HeLa cells were cultured as monolayers in DMEM (purchased from GIBCO (Paisley, UK)) supplemented with 10% fetal bovine serum, 5% glutamine, 5% nonessential amino acids, 5% penicillin, streptomycin, and 5% sodium pyruvate. Cells were maintained in a HERA Cell 150i (Thermo Scientific, Waltham, MA, USA) incubator at 37 °C, 5% CO₂ and 95% humidity.

Briefly, the cells were seeded at a density of 15,000 cells/well for 24 h. Cells were then treated with products dissolved in 0.1% DMSO at 100 µM for 24 h. After the treatment, cells were incubated with 20 µL/well of Assay Solution for 3 h at 37 °C, and the absorbance intensities at 570 nm and 605 nm were measured. The ratio of OD570/OD605 is proportional to the number of live cells. The viability of the cells was measured following the formula described in the literature [33]. Etoposide was used as a positive control at the same concentration.

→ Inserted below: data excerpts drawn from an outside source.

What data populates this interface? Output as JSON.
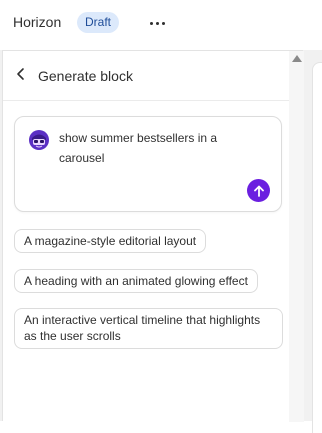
{
  "header": {
    "app_name": "Horizon",
    "status_badge": "Draft",
    "more_icon": "more-horizontal-icon"
  },
  "panel": {
    "title": "Generate block",
    "back_icon": "chevron-left-icon"
  },
  "prompt": {
    "avatar_icon": "ai-avatar-icon",
    "text": "show summer bestsellers in a carousel",
    "send_icon": "arrow-up-icon"
  },
  "suggestions": [
    {
      "label": "A magazine-style editorial layout"
    },
    {
      "label": "A heading with an animated glowing effect"
    },
    {
      "label": "An interactive vertical timeline that highlights as the user scrolls"
    }
  ],
  "colors": {
    "accent": "#6b1fe0",
    "badge_bg": "#dce9fb",
    "badge_text": "#1f4d99"
  }
}
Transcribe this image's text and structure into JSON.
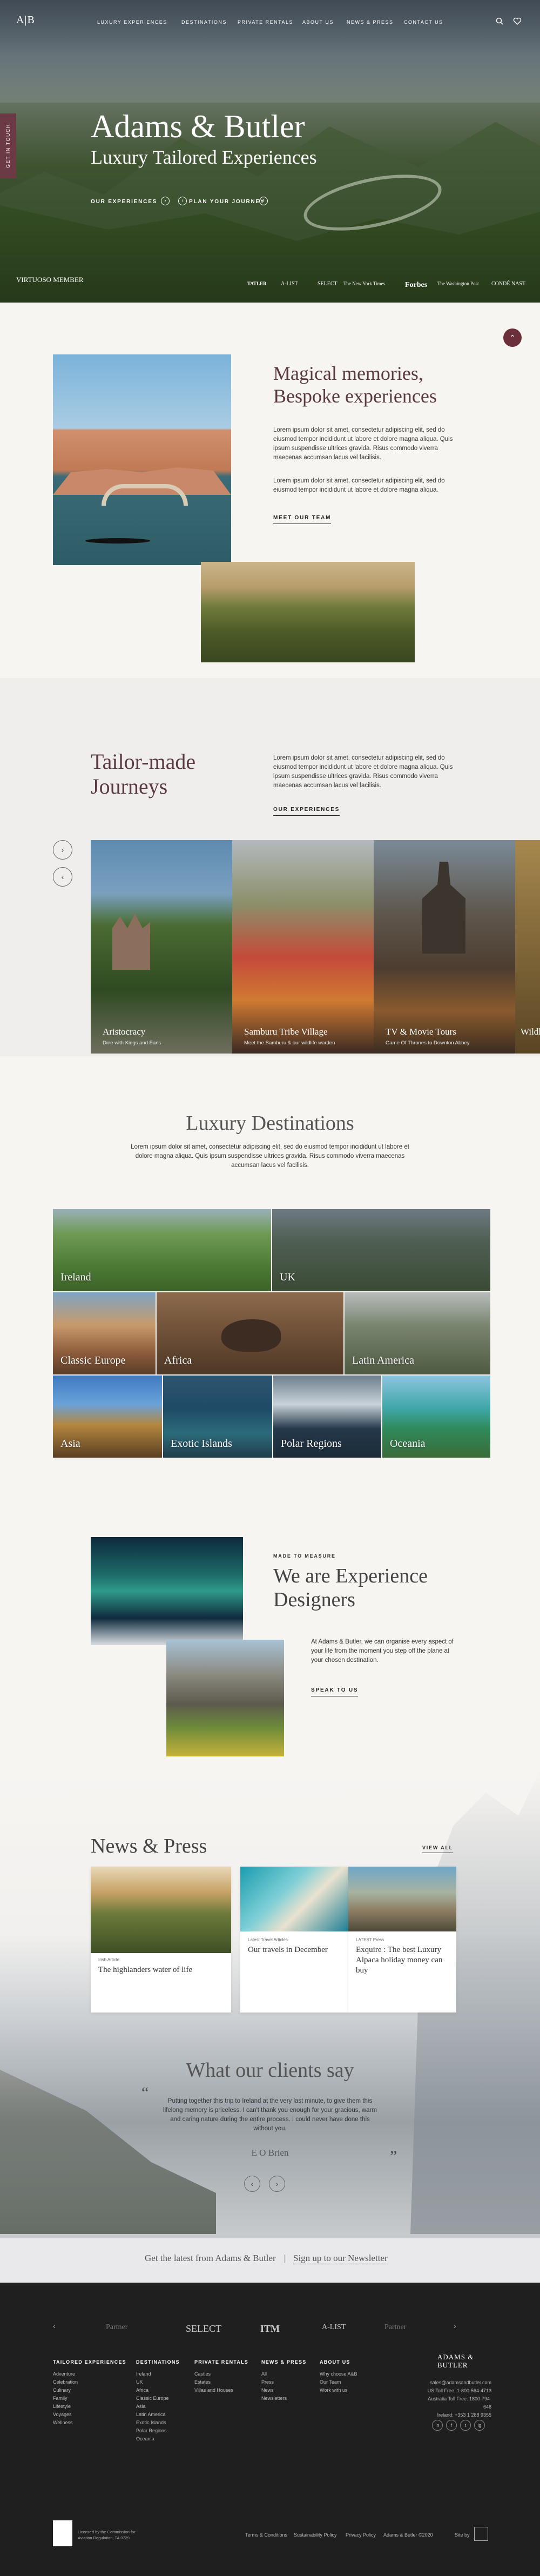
{
  "nav": {
    "logo": "A|B",
    "links": [
      "LUXURY EXPERIENCES",
      "DESTINATIONS",
      "PRIVATE RENTALS",
      "ABOUT US",
      "NEWS & PRESS",
      "CONTACT US"
    ],
    "side_tab": "GET IN TOUCH"
  },
  "hero": {
    "title": "Adams & Butler",
    "subtitle": "Luxury Tailored Experiences",
    "cta1": "OUR EXPERIENCES",
    "cta2": "PLAN YOUR JOURNEY",
    "virtuoso": "VIRTUOSO MEMBER",
    "partners": [
      "TATLER",
      "A-LIST",
      "SELECT",
      "The New York Times",
      "Forbes",
      "The Washington Post",
      "CONDÉ NAST"
    ]
  },
  "intro": {
    "title_line1": "Magical memories,",
    "title_line2": "Bespoke experiences",
    "p1": "Lorem ipsum dolor sit amet, consectetur adipiscing elit, sed do eiusmod tempor incididunt ut labore et dolore magna aliqua. Quis ipsum suspendisse ultrices gravida. Risus commodo viverra maecenas accumsan lacus vel facilisis.",
    "p2": "Lorem ipsum dolor sit amet, consectetur adipiscing elit, sed do eiusmod tempor incididunt ut labore et dolore magna aliqua.",
    "cta": "MEET OUR TEAM"
  },
  "tailor": {
    "title_line1": "Tailor-made",
    "title_line2": "Journeys",
    "text": "Lorem ipsum dolor sit amet, consectetur adipiscing elit, sed do eiusmod tempor incididunt ut labore et dolore magna aliqua. Quis ipsum suspendisse ultrices gravida. Risus commodo viverra maecenas accumsan lacus vel facilisis.",
    "cta": "OUR EXPERIENCES",
    "cards": [
      {
        "title": "Aristocracy",
        "desc": "Dine with Kings and Earls"
      },
      {
        "title": "Samburu Tribe Village",
        "desc": "Meet the Samburu & our wildlife warden"
      },
      {
        "title": "TV & Movie Tours",
        "desc": "Game Of Thrones to Downton Abbey"
      },
      {
        "title": "Wildlife",
        "desc": ""
      }
    ]
  },
  "destinations": {
    "title": "Luxury Destinations",
    "text": "Lorem ipsum dolor sit amet, consectetur adipiscing elit, sed do eiusmod tempor incididunt ut labore et dolore magna aliqua. Quis ipsum suspendisse ultrices gravida. Risus commodo viverra maecenas accumsan lacus vel facilisis.",
    "tiles": [
      "Ireland",
      "UK",
      "Classic Europe",
      "Africa",
      "Latin America",
      "Asia",
      "Exotic Islands",
      "Polar Regions",
      "Oceania"
    ]
  },
  "experience": {
    "eyebrow": "MADE TO MEASURE",
    "title_line1": "We are Experience",
    "title_line2": "Designers",
    "text": "At Adams & Butler, we can organise every aspect of your life from the moment you step off the plane at your chosen destination.",
    "cta": "SPEAK TO US"
  },
  "news": {
    "title": "News & Press",
    "view_all": "VIEW ALL",
    "cards": [
      {
        "tag": "Irish Article",
        "title": "The highlanders water of life"
      },
      {
        "tag": "Latest Travel Articles",
        "title": "Our travels in December"
      },
      {
        "tag": "LATEST Press",
        "title": "Exquire : The best Luxury Alpaca holiday money can buy"
      }
    ]
  },
  "testimonial": {
    "title": "What our clients say",
    "quote": "Putting together this trip to Ireland at the very last minute, to give them this lifelong memory is priceless. I can't thank you enough for your gracious, warm and caring nature during the entire process. I could never have done this without you.",
    "author": "E O Brien"
  },
  "newsletter": {
    "text": "Get the latest from Adams & Butler",
    "link": "Sign up to our Newsletter"
  },
  "footer": {
    "partner_logos": [
      "Partner",
      "SELECT",
      "ITM",
      "A-LIST",
      "Partner"
    ],
    "columns": [
      {
        "heading": "TAILORED EXPERIENCES",
        "links": [
          "Adventure",
          "Celebration",
          "Culinary",
          "Family",
          "Lifestyle",
          "Voyages",
          "Wellness"
        ]
      },
      {
        "heading": "DESTINATIONS",
        "links": [
          "Ireland",
          "UK",
          "Africa",
          "Classic Europe",
          "Asia",
          "Latin America",
          "Exotic Islands",
          "Polar Regions",
          "Oceania"
        ]
      },
      {
        "heading": "PRIVATE RENTALS",
        "links": [
          "Castles",
          "Estates",
          "Villas and Houses"
        ]
      },
      {
        "heading": "NEWS & PRESS",
        "links": [
          "All",
          "Press",
          "News",
          "Newsletters"
        ]
      },
      {
        "heading": "ABOUT US",
        "links": [
          "Why choose A&B",
          "Our Team",
          "Work with us"
        ]
      }
    ],
    "brand": "ADAMS & BUTLER",
    "contact": [
      "sales@adamsandbutler.com",
      "US Toll Free: 1-800-564-4713",
      "Australia Toll Free: 1800-794-646",
      "Ireland: +353 1 288 9355"
    ],
    "socials": [
      "in",
      "f",
      "t",
      "ig"
    ],
    "licence": "Licensed by the Commission for Aviation Regulation, TA 0729",
    "legal": [
      "Terms & Conditions",
      "Sustainability Policy",
      "Privacy Policy",
      "Adams & Butler ©2020"
    ],
    "site_by": "Site by"
  }
}
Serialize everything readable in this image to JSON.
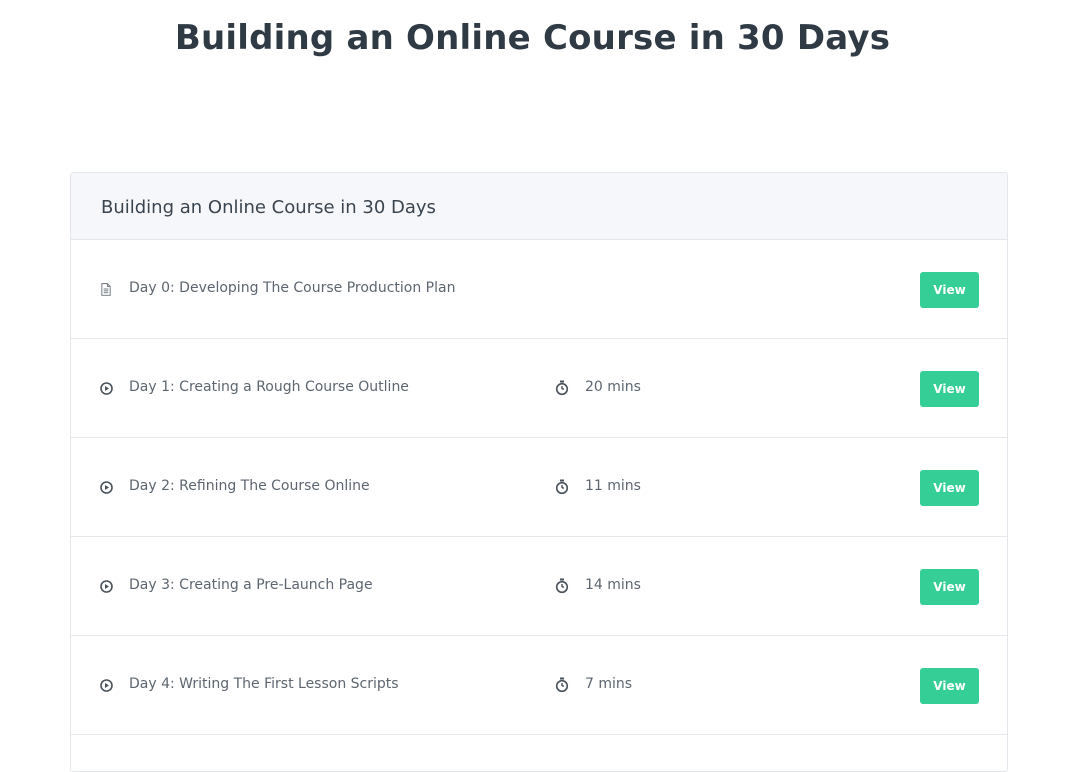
{
  "page": {
    "title": "Building an Online Course in 30 Days"
  },
  "course": {
    "section_title": "Building an Online Course in 30 Days",
    "lessons": [
      {
        "title": "Day 0: Developing The Course Production Plan",
        "type_icon": "document-icon",
        "duration": "",
        "button_label": "View"
      },
      {
        "title": "Day 1: Creating a Rough Course Outline",
        "type_icon": "play-circle-icon",
        "duration": "20 mins",
        "button_label": "View"
      },
      {
        "title": "Day 2: Refining The Course Online",
        "type_icon": "play-circle-icon",
        "duration": "11 mins",
        "button_label": "View"
      },
      {
        "title": "Day 3: Creating a Pre-Launch Page",
        "type_icon": "play-circle-icon",
        "duration": "14 mins",
        "button_label": "View"
      },
      {
        "title": "Day 4: Writing The First Lesson Scripts",
        "type_icon": "play-circle-icon",
        "duration": "7 mins",
        "button_label": "View"
      }
    ]
  },
  "colors": {
    "title_text": "#2f3a45",
    "header_bg": "#f6f7fa",
    "button_bg": "#35ce97",
    "body_text": "#5d6670"
  }
}
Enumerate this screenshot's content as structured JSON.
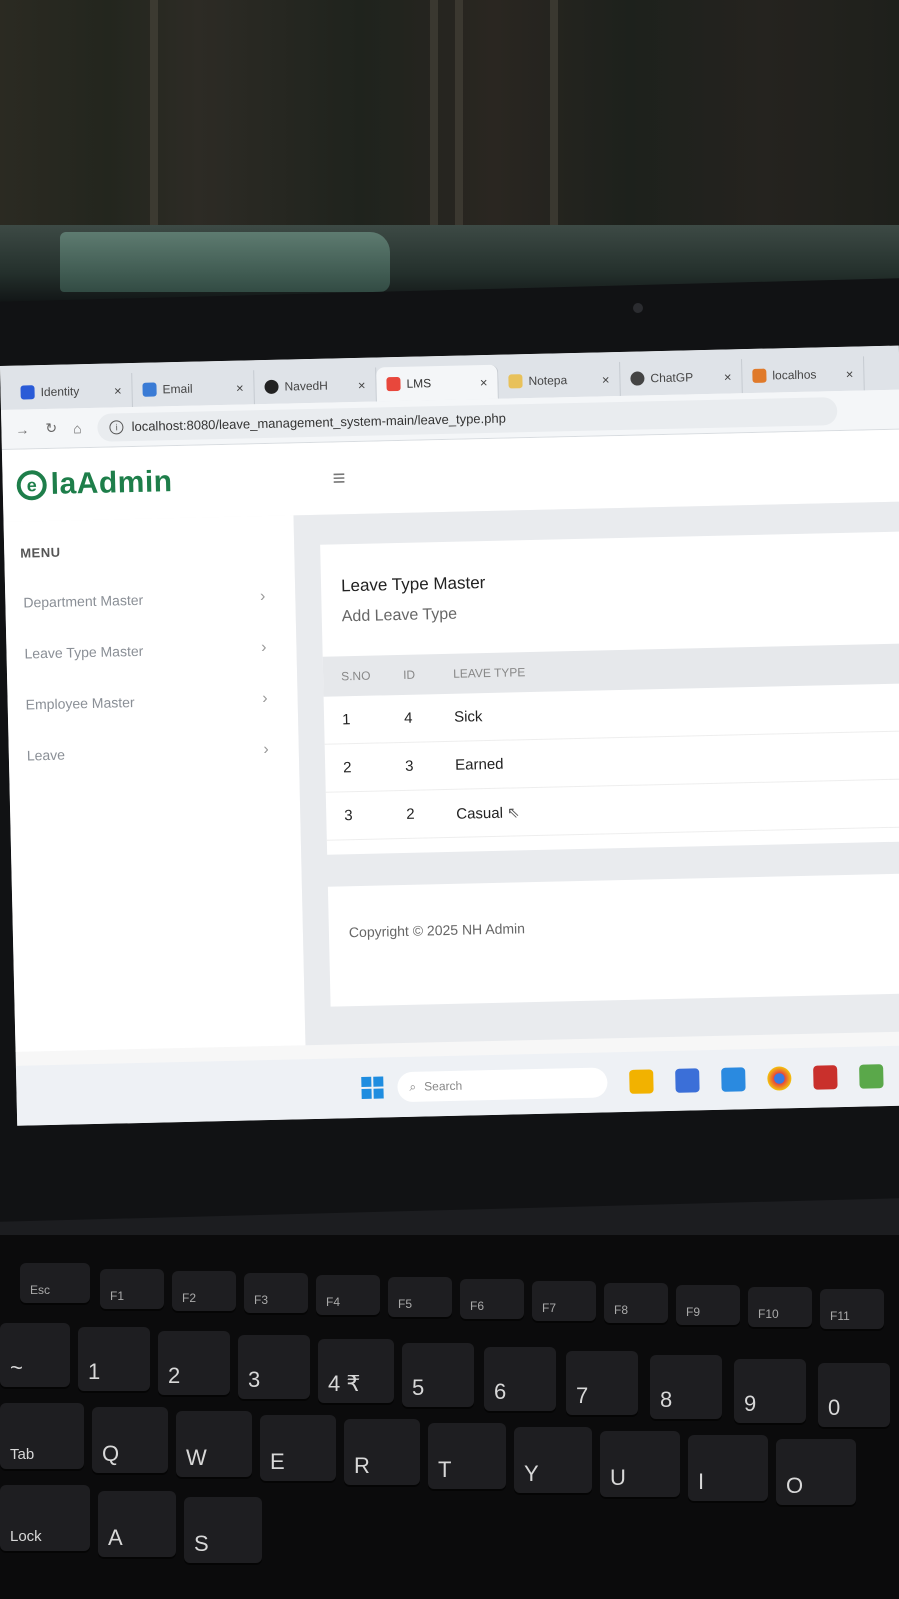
{
  "browser": {
    "tabs": [
      {
        "label": "Identity",
        "icon_color": "#2a5bd7",
        "active": false
      },
      {
        "label": "Email",
        "icon_color": "#3a7bd5",
        "active": false
      },
      {
        "label": "NavedH",
        "icon_color": "#222222",
        "active": false
      },
      {
        "label": "LMS",
        "icon_color": "#e8473c",
        "active": true
      },
      {
        "label": "Notepa",
        "icon_color": "#e8c15a",
        "active": false
      },
      {
        "label": "ChatGP",
        "icon_color": "#444444",
        "active": false
      },
      {
        "label": "localhos",
        "icon_color": "#e07a2a",
        "active": false
      }
    ],
    "close_glyph": "×",
    "url": "localhost:8080/leave_management_system-main/leave_type.php"
  },
  "app": {
    "logo_letter": "e",
    "logo_text": "laAdmin",
    "brand_color": "#1e7e4a"
  },
  "sidebar": {
    "menu_title": "MENU",
    "items": [
      {
        "label": "Department Master"
      },
      {
        "label": "Leave Type Master"
      },
      {
        "label": "Employee Master"
      },
      {
        "label": "Leave"
      }
    ]
  },
  "main": {
    "card_title": "Leave Type Master",
    "add_link": "Add Leave Type",
    "table": {
      "headers": [
        "S.NO",
        "ID",
        "LEAVE TYPE"
      ],
      "rows": [
        {
          "sno": "1",
          "id": "4",
          "type": "Sick"
        },
        {
          "sno": "2",
          "id": "3",
          "type": "Earned"
        },
        {
          "sno": "3",
          "id": "2",
          "type": "Casual"
        }
      ]
    },
    "footer": "Copyright © 2025 NH Admin"
  },
  "taskbar": {
    "search_placeholder": "Search"
  },
  "keyboard": {
    "fn_row": [
      "Esc",
      "F1",
      "F2",
      "F3",
      "F4",
      "F5",
      "F6",
      "F7",
      "F8",
      "F9",
      "F10",
      "F11"
    ],
    "num_row": [
      "~",
      "1",
      "2",
      "3",
      "4 ₹",
      "5",
      "6",
      "7",
      "8",
      "9",
      "0"
    ],
    "q_row": [
      "Tab",
      "Q",
      "W",
      "E",
      "R",
      "T",
      "Y",
      "U",
      "I",
      "O"
    ],
    "a_row": [
      "Lock",
      "A",
      "S"
    ]
  }
}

All experiments were performed at least in triplicate. The results are expressed as the mean ± S.D.

4. Conclusions

The dereplication of an Agave bracteosa extract revealed that it has a high content of steroidal-type saponins. The extraction was simplified with the use of water as a solvent, and this eliminated the need for a concentration step until the first separation. This new method provided promising results in terms of yield and a greater quantity of furostanic-type saponins extracted. The method for dereplication led to the identification of six saponins, five of which are reported for the first time, although their structures match characteristics previously described for the genus Agave. The saponins of A. bracteosa had a C-25S configuration, which is not common in this genus. After the purification process, five of the saponins were isolated, and their previous dereplication was confirmed. In addition, another five saponins were obtained and elucidated. Two of them had aglycones with novel structural characteristics in the genus: in this case, it is interesting to note that the HMAI method did not offer false positives and is proposed to carry out the structural elucidation. Overall, nine new saponins were isolated, namely (25S)-cantalasaponin-1 and bractofuranosides A–H. The cytotoxic activity of the saponins was proven to be generally non-toxic.